I really have no idea what is wrong with me! im extremely suicidal. im lost. i cant find myself. i wrote a poem about my past. this is my first time on here. i struggle a lot. i want to share my poem.
You know how it feels when someone betrays you? The bursting anger. The heat you feel when tears are about to fall. The lump in your throat when you want to scream? I feel that. I’m petrified to move. To speak. To breathe. I only feel safe here. I’m so tired of being hurt. Of being left behind. Playing with my emotions like a toy. My own thoughts turn against me. The voices in my head scream for my attention. Can’t focus. Can’t function. Mental breakdowns are nothing new. The white ribbons across my wrist beaconing for companions. Maybe just one. The scars deep and meaningful. Every slice is a memory. Cigarette burns down my inner thighs, marking his territory. My body. His playground. My children. His punching bags. I scream for him to stop, but too weak to move. No food. No nourishment. Just sitting. Watching in horror as my precious little angels join Jesus in his kingdom. Hating everything about him. About myself. I’m miserable every single day. I try taking my own life more times than I can count. I take the pills. I slit my wrists until I can’t even sit up anymore. I slowly die. But wake up and start all over again.

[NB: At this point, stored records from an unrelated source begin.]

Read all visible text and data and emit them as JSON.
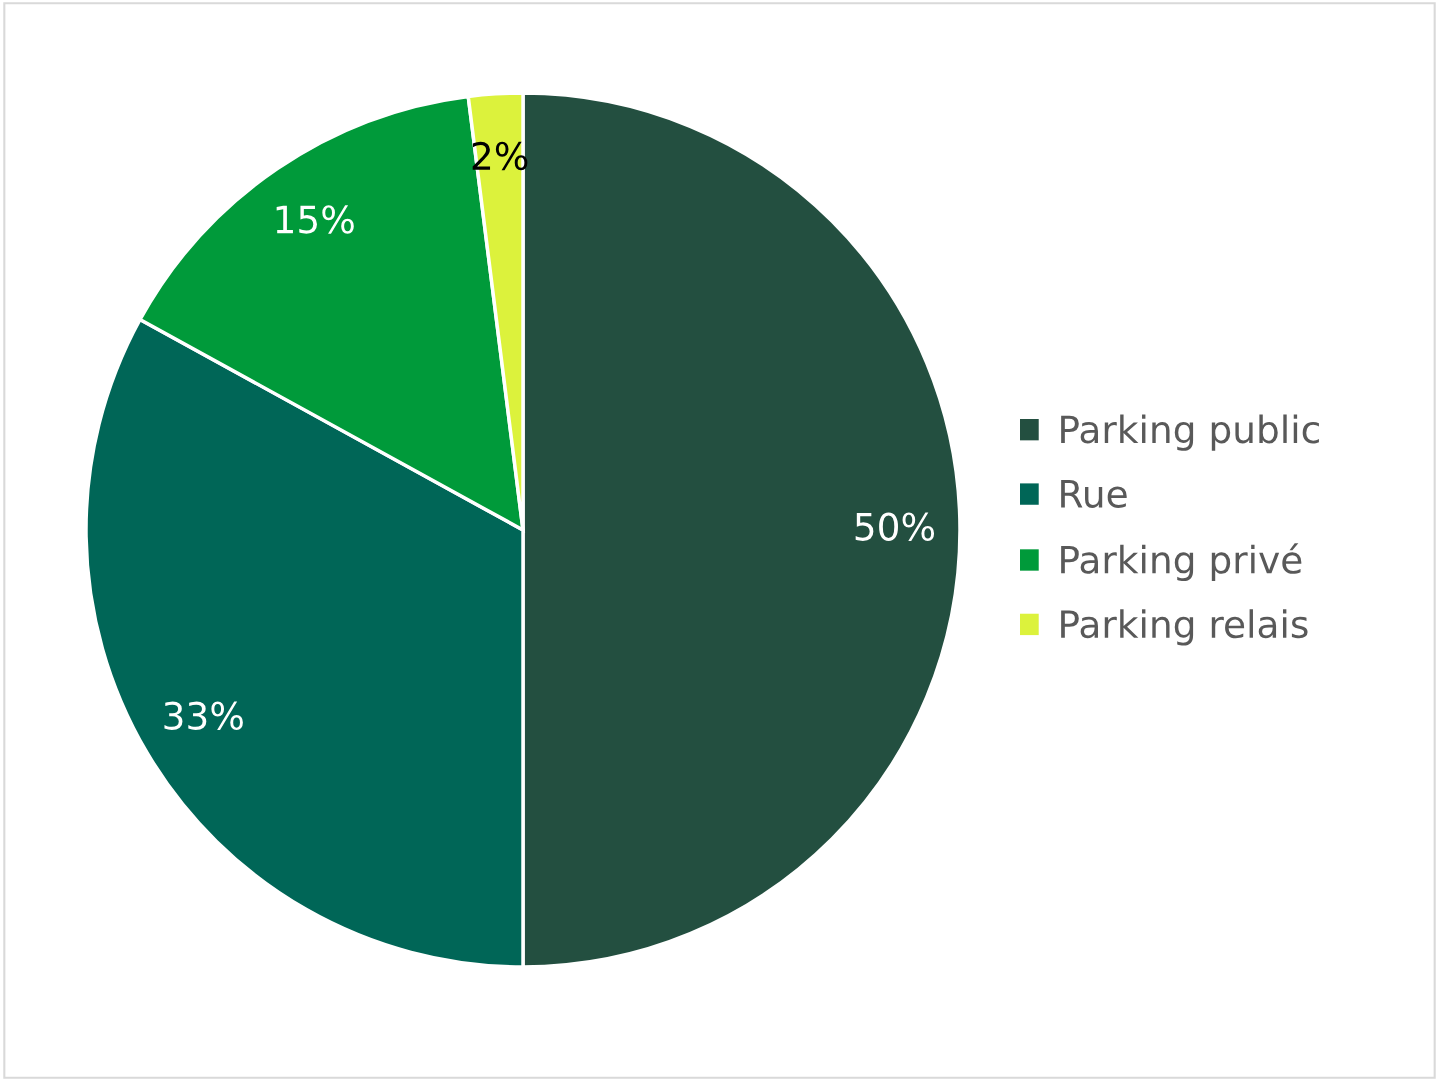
{
  "chart_data": {
    "type": "pie",
    "categories": [
      "Parking public",
      "Rue",
      "Parking privé",
      "Parking relais"
    ],
    "values": [
      50,
      33,
      15,
      2
    ],
    "colors": [
      "#234f40",
      "#006657",
      "#009a3a",
      "#dcf23c"
    ],
    "value_labels": [
      "50%",
      "33%",
      "15%",
      "2%"
    ],
    "legend": "right"
  }
}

im ready to die. im ready to take my life. im so sorry im such a fuck up. im taking my life. im not wanted. im not needed. no one listens. no one cares. im lost and cant be found. broken and cant be fixed. im done.
3 comments
It’s quite clear what’s wrong with you, it’s that vile piece of shit disguised as a human that you live with, or hopefully lived with. There’s always someone that will listen. The people here on SP, loved ones, and therapists. Just reach out for the support. It’s clear that you’re in dire need of it. O and if you still live with him, and I really hope not, go to the police. With the stuff you’re telling, he’ll be slammed so fast into prison, that he’ll be someone’s ***** by teatime.
There’s a song you might like… it’s by Joss Stone “Bruised but not Broken” I think you might enjoy the message in the song. I know it has helped me with different situations. Another good one is ” No more Drama” by Mary J. Blige. Sometimes there won’t be people there to understand but it’s the best time to start to understand your own self and start loving yourself more.
I tend to avoid all people.. But, if i were to give you an advice coming from a loner like me, maybe it won’t be of much help. ill say it anyway: leave him. do it for nobody but the safety of your mind first and foremost. its your mind, reclaim it.